Note: sCloud requires that the geometry being textured is a sphere. The sphere(s) may be transformed in any way, but the actual component(s) must be a sphere. Any other geometry will give unreliable and unpredictable results.

sFractal

sFractal is a solid fractal texture that returns a scalar value.

Argument Name	Absolute Range	Useful Range	Default	Description
threshold	0, 1	0, 1	0.0	Additive threshold
xripples	0, infinity	0, 100	1.0	Fundamental frequencies for noise function
yripples	0, infinity	0, 100	1.0	" " " "
zripples	0, infinity	0, 100	1.0	" " " "
level_min	0, infinity	0, 50	0.0	Minimum allowed level of iteration
level_max	0, infinity	0, 50	20.0	Maximum allowed level of iteration
amplitude	-infinity, infinity	0, 1	1.0	Scaling factor for noise before clipping
xripples	0, infinity	0, 100	1.0	Fundamental frequencies for noise function
yripples	0, infinity	0, 100	1.0	" "
zripples	0, infinity	0, 100	1.0	" "
level_min	0, infinity	0, 50	0.0	Minimum allowed level of iteration
level_max	0, infinity	0, 50	20.0	Maximum allowed level of iteration
ratio	0, 1	0, 1	0.707	Ratio for fractal noise
transformation_name			no default.

"sFractal" is a solid texture.

sRock

sRock is a simulation of particles suspended in a medium. "grain_size" represents the particle size. "diffusion" controls the amount of mixing between the particles and the medium. A diffusion of 0 will result in a sharp boundary between the particles and the medium. A diffusion of 1.0 will result in a complete blending. The variable "mix_ratio" controls the proportion of particles to medium. If it is 1.0, the color is entirely color1; if it is 0, the color is entirely color2. If sRock is applied as a bump map, then "mix_ratio" of 0.5 will result in even pits and bumps. If it is greater than 0.5, the surface will have discrete bumps. If it is less than 0.5, the surface will have discrete pits (depending on the parameterization of the surface).
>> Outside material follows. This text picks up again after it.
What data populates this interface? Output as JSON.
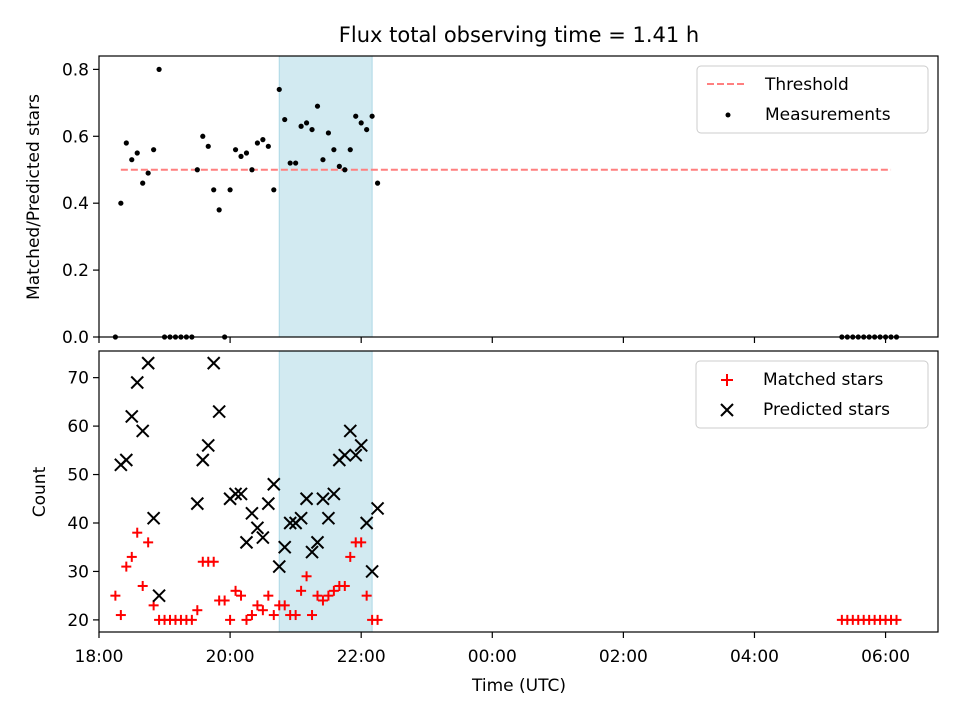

If the surface is far enough from the eye that the grains become smaller than pixel resolution, the blur effect will cause the texture to become a single color. This is fine for color mapping, and helps to avoid aliasing problems. However, if sRock is applied as a bump map, the surface will appear to become smooth at large distances. A possible solution is to use an eccentric Blinn shader, which mimics the microfacets of the bump map. If you want a video snow effect, set the blur to 0.001 and the grain_size to 0.0001.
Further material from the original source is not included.